My Dirty Take: If you wanted to have sex, you had to find someone to do it with. Oh wait, we still do that today. My bad. ;)
14. If you wanted to watch a new release, you either had to buy the tape or wait — yes, WAIT — until it was available at the video store.
My Dirty Take: But, but, but, I can't wait that long to see Eyes Wide Shut. I'll just die, if I don't see Nicole and Tom doing the dirty on screen. (Hmm, yeah, well. Look how that turned out.)
15. Family road trips were dominated by your parents arguing over how to interpret the map.
My Dirty Take: "Honey, you can't find your way around my pussy, how can you expect me to trust your map skills? I mean, come on, I only have two holes and a clit down there."
16. You would try to take selfies, only to discover when you had them developed that you accidentally photographed your finger in Every. Single. Shot.
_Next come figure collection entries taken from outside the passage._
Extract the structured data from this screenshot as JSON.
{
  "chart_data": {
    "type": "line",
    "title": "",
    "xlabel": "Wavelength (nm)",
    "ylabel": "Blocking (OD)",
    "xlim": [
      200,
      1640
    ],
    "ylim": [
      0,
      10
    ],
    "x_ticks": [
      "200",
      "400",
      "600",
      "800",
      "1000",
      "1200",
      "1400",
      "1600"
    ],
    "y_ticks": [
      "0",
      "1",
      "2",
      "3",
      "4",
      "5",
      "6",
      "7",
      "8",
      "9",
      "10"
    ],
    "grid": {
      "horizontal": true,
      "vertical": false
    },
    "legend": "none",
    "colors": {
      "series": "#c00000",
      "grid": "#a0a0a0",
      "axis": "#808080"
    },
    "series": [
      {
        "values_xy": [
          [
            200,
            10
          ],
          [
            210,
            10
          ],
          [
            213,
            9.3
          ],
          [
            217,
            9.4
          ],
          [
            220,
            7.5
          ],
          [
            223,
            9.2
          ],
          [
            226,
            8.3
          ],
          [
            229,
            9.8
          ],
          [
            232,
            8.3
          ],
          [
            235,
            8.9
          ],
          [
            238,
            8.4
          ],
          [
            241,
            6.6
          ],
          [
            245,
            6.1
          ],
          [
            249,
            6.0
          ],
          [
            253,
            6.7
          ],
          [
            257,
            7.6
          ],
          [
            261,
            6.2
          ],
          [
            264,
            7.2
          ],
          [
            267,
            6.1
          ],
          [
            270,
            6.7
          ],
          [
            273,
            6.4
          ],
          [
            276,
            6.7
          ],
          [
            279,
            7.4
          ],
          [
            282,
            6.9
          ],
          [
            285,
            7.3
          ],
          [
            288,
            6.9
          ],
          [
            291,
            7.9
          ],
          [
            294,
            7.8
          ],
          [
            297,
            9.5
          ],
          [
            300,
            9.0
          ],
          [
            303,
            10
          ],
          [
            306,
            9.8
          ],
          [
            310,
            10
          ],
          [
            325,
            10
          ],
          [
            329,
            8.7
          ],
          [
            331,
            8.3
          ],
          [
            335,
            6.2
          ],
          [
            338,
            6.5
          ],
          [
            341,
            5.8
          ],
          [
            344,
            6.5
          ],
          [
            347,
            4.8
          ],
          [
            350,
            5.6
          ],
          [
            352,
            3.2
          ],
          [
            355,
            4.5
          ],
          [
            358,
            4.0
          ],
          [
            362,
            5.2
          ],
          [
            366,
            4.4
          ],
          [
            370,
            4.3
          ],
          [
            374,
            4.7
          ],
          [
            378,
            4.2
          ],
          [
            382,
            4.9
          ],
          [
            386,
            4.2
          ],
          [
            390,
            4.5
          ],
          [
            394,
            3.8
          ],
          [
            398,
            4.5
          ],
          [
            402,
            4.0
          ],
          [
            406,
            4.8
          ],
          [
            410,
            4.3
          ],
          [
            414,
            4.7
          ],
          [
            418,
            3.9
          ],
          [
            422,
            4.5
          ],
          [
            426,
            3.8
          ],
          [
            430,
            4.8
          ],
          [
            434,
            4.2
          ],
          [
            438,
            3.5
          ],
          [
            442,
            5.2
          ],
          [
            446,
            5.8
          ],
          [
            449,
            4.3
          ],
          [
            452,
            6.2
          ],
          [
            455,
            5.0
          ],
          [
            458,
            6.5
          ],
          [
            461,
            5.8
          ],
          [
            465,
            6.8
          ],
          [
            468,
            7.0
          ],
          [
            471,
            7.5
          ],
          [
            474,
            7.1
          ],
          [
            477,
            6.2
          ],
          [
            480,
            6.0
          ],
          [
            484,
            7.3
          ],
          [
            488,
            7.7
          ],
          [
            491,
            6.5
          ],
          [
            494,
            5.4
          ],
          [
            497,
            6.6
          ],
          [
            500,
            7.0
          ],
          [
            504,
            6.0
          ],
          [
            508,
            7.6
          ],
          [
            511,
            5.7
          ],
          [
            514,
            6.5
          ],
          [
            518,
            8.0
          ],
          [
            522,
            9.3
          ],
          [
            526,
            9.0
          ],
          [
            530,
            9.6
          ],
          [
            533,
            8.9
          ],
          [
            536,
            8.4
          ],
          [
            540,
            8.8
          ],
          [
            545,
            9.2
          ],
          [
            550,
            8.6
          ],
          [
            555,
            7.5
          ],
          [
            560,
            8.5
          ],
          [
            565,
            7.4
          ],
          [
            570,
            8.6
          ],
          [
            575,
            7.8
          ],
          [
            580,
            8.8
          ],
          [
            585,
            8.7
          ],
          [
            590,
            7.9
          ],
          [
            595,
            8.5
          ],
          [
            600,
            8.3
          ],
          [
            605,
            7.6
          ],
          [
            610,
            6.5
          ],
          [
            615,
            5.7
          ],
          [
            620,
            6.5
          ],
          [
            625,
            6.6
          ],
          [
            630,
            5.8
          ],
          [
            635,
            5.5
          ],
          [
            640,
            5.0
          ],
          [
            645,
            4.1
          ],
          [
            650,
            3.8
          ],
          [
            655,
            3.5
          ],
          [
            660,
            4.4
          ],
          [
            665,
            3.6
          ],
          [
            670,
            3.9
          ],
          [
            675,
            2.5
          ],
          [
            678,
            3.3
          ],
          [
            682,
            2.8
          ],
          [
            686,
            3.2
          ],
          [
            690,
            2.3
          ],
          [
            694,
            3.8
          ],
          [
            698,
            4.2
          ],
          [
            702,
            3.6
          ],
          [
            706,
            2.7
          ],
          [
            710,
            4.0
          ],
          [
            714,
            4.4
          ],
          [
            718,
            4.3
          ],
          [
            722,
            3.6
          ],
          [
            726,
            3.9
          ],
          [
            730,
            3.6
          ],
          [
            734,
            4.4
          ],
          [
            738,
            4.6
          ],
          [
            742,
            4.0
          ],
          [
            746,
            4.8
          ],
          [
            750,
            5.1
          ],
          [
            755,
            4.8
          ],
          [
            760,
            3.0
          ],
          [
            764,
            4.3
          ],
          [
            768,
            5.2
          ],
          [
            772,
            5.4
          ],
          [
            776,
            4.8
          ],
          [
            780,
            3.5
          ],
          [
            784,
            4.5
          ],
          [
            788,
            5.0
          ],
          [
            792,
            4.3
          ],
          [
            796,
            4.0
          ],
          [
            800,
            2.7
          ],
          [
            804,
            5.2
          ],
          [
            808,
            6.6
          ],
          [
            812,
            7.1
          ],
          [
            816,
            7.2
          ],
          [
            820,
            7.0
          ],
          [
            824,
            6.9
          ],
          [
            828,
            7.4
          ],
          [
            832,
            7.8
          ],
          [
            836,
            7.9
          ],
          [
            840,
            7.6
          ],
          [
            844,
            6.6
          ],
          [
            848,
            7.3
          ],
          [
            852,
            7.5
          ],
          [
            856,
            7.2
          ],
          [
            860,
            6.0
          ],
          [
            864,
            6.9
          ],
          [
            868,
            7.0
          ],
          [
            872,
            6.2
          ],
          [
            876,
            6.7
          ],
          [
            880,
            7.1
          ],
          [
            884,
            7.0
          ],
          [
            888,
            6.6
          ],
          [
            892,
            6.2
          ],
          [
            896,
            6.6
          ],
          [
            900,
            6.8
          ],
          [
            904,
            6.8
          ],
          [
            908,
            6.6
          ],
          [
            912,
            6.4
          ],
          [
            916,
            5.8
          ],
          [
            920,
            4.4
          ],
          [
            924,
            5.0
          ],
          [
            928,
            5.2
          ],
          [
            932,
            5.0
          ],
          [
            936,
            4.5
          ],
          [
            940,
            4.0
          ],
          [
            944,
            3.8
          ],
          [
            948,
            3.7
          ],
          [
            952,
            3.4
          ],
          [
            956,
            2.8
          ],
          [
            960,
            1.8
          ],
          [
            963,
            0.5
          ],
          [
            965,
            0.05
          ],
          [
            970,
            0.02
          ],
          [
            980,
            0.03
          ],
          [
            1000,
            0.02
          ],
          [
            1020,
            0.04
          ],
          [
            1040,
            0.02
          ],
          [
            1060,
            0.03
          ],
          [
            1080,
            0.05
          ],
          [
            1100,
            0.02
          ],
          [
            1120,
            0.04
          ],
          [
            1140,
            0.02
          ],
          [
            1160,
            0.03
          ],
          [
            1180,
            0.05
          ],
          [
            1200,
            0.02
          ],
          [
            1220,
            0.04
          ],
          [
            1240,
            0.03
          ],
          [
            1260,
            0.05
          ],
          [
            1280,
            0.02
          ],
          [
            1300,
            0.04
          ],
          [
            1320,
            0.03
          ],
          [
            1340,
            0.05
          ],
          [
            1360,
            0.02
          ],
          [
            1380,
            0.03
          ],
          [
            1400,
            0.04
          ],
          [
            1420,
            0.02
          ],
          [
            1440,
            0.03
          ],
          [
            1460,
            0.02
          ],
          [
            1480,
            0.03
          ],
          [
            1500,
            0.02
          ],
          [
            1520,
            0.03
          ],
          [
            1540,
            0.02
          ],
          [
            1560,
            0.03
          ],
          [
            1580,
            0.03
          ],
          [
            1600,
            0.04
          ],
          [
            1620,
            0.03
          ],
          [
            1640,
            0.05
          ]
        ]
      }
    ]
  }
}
My Dirty Take: Your finger? Is that what that was? Oh, that explains soooooo much.
17. You were expected to actually memorize phone numbers.
My Dirty Take: You could sing 867-5309 all day. But for the life of you, you couldn't remember the boy you made out with at Amy's party!
18. If you missed your favorite show, you ran the risk of never finding out what happened.
My Dirty Take: All I have to say is: Friends. Joey. Sex tape. That is all.